If Sarah Palin were ever to emerge in Dr. Paul's camp with a true sense of gold and freedom (along with the education to sustain herself in attack interviews), she would become formidable. The very thought must promote nightly teeth-grinding among the power elite.
Posted by Mark Y on 03/30/10 12:38 PM
It would seem to me the problem with Sarah Palin is most likely that she is a decent person who grew up with a religious background in a rural setting but who lacks an understanding of the reality of the "behind the scenes" control and influence that exists in national level politics. This makes her attractive to many of the US voters who are small government-libertarian leaning.
However, Palin is too naive and inexperienced to understand that she is being used to undermine the very ideas she cherishes. This is why she is apparently oblivious to the "cognitive dissonance" of her positions.
The actions of the US government at this time make her a very frightening political figure. The below linked piece on the acceleration of tyrannical actions such as killing, torture and indefinite jailing of both US citizens and non US citizens is extremely unsettling.
See civil Liberties in Obama's America
Click to view link
From the article: "Putting all this aside for a second, let us look at what this all means in the age of Obama. No matter how you slice it, no matter how we try to define our terms, Obama has so far proven himself to be a disaster for civil liberties in practically every respect, with a trajectory that I must say is more frightening than even what was experienced under Bush."
Reply from The Daily Bell
Do you believe she is still naive - even now? We have a hard time with that one, no matter how well-meaning she was to begin with.
Posted by Padremike on 03/30/10 10:39 AM
Hardly a single kind word here about Sarah.
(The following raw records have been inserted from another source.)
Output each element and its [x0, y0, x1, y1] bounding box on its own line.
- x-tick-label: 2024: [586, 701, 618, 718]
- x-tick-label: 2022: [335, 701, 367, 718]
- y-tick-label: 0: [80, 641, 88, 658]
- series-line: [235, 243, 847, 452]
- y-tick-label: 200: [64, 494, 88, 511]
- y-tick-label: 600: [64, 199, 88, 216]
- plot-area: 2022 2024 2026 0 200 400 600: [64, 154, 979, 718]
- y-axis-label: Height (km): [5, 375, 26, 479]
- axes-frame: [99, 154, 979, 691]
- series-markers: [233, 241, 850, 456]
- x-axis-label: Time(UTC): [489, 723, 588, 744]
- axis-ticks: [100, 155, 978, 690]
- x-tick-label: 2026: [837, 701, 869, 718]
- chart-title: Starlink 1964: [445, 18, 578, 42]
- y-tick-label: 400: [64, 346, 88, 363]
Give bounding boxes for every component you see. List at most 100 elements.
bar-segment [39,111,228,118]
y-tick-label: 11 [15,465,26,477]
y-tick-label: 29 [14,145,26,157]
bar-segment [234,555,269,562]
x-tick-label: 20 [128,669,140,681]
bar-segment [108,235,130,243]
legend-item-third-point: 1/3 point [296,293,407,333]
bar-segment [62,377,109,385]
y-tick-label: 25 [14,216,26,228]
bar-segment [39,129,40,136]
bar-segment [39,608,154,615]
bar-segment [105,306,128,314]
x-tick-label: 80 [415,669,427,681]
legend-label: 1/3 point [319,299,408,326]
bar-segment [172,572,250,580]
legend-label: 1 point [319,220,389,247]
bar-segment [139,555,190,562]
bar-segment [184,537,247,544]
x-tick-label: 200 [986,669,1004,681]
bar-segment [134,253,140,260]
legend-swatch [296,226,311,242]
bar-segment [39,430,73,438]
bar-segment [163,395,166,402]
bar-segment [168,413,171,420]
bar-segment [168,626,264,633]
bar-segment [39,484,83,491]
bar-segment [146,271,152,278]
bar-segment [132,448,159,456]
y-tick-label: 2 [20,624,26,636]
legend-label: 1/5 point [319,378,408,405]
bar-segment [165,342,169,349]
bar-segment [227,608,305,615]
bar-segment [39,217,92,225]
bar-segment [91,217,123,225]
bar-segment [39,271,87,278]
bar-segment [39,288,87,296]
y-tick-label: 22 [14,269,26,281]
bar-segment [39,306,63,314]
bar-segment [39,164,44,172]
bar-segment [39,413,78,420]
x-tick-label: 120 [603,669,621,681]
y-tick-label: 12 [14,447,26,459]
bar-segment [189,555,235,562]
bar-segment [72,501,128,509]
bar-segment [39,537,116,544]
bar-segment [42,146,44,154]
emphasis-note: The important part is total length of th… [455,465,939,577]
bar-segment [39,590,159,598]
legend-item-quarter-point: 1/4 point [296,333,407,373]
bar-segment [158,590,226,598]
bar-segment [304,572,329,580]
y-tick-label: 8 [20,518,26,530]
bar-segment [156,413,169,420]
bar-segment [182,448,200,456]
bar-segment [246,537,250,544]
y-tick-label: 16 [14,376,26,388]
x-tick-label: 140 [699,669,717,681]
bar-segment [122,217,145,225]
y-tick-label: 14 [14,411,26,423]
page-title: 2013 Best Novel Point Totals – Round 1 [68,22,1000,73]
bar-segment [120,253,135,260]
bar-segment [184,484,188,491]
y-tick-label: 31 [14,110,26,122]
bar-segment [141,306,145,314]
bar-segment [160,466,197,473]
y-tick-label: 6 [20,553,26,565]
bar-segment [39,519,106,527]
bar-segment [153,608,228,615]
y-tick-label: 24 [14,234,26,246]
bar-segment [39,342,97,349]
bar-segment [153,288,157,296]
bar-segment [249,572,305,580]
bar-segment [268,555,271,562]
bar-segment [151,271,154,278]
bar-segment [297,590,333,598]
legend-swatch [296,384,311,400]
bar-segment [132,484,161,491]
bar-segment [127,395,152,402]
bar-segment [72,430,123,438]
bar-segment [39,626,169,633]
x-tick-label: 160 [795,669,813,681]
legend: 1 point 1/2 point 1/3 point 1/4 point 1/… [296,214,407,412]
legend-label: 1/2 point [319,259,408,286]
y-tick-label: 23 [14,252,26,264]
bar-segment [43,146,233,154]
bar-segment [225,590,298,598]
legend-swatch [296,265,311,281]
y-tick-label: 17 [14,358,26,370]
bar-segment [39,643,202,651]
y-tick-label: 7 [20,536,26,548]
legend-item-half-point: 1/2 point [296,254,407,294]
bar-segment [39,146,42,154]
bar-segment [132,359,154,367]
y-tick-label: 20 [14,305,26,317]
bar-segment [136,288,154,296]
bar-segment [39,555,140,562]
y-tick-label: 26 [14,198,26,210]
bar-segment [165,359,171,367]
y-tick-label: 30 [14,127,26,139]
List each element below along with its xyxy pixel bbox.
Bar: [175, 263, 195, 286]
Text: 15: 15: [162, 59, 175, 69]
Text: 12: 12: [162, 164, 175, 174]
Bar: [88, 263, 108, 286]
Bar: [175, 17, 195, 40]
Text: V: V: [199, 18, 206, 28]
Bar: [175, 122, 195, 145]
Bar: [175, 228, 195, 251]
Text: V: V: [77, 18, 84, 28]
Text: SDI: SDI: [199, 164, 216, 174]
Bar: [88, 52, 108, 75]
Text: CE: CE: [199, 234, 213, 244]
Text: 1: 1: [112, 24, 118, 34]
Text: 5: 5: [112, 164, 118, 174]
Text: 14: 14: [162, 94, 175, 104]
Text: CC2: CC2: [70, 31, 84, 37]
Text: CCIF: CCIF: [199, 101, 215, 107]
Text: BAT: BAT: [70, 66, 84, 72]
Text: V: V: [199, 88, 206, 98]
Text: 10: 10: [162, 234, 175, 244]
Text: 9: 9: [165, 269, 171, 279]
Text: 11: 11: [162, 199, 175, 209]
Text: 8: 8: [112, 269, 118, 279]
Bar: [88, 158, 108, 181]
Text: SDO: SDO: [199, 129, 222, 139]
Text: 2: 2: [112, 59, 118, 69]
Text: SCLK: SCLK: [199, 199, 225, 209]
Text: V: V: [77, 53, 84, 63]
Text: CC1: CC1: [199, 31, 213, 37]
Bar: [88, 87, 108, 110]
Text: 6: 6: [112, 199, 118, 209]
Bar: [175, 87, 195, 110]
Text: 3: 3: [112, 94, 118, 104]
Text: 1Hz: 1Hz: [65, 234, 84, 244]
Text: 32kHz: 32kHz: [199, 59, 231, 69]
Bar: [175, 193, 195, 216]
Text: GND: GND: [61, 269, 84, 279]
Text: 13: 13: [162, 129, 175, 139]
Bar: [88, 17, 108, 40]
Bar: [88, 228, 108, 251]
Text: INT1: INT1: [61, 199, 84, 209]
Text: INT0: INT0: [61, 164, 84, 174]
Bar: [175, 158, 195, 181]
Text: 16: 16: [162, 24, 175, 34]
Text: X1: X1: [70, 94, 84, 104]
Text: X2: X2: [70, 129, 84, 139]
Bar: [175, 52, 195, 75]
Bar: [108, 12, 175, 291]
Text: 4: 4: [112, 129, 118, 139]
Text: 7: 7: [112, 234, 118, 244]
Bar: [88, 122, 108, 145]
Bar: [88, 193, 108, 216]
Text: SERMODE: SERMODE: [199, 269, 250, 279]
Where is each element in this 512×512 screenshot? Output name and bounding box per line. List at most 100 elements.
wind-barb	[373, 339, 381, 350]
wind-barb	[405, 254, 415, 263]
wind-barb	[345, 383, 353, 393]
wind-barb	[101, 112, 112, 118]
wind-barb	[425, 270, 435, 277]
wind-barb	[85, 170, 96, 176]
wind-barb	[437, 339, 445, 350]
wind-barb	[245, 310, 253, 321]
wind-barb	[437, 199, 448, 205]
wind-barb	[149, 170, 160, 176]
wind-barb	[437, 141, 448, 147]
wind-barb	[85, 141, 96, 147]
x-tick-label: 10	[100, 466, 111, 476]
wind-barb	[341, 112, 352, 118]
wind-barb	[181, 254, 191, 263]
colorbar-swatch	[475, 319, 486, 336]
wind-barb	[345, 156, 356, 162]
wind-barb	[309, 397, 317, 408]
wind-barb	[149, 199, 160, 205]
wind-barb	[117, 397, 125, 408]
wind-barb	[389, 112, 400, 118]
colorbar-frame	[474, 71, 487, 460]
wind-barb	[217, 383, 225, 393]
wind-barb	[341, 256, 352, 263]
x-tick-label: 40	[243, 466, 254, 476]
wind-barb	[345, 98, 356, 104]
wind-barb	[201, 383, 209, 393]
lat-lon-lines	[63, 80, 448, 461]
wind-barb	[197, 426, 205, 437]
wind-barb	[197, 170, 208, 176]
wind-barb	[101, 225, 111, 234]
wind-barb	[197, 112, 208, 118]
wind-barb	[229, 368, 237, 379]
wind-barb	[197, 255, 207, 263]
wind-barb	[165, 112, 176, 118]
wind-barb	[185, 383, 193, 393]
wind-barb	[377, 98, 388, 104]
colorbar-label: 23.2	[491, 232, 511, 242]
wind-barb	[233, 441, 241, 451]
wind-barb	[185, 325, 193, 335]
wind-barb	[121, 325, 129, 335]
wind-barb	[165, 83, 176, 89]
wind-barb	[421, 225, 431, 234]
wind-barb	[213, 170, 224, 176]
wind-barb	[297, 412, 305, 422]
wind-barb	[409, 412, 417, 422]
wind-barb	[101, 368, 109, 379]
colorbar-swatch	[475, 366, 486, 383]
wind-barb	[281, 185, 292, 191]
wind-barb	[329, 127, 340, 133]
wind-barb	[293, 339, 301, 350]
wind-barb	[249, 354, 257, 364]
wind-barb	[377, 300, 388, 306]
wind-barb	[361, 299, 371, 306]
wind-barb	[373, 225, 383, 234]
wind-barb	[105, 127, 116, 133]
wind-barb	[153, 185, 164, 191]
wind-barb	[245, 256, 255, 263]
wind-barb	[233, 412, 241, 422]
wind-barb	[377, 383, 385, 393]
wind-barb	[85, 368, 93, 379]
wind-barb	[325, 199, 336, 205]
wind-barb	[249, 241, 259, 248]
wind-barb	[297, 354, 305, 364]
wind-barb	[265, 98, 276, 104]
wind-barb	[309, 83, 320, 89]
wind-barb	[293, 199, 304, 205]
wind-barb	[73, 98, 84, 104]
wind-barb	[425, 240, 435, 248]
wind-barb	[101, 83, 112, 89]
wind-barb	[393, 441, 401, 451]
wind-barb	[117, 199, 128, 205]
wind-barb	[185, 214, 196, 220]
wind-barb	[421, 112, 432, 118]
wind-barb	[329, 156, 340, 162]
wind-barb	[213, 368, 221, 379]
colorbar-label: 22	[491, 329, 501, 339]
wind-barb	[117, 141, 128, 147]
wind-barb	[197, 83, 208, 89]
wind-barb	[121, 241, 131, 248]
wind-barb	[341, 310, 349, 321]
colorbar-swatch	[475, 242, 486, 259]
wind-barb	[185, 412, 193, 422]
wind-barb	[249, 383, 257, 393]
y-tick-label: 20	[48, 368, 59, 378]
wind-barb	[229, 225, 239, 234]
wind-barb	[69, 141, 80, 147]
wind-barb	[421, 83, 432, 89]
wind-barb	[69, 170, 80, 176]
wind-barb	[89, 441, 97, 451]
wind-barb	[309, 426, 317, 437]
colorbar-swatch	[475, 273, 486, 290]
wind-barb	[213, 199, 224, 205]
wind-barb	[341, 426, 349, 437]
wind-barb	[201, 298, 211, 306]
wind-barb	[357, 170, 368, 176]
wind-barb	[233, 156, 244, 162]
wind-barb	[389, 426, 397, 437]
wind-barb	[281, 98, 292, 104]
I'm a bit disappointed about her support for John McCain but the attribute is that she possesses loyalty and that goes to character.
And, lest we forget, John McCain has some very positive characteristics. The thing that elitists, both conservative and progressives, can't abide about Sarah is that she possesses a certain colloquial wisdom and common sense.
Both of these attributes trump intellect every single time. Some of the stupidest things I have ever heard in my life came out of the mouths of PhD's.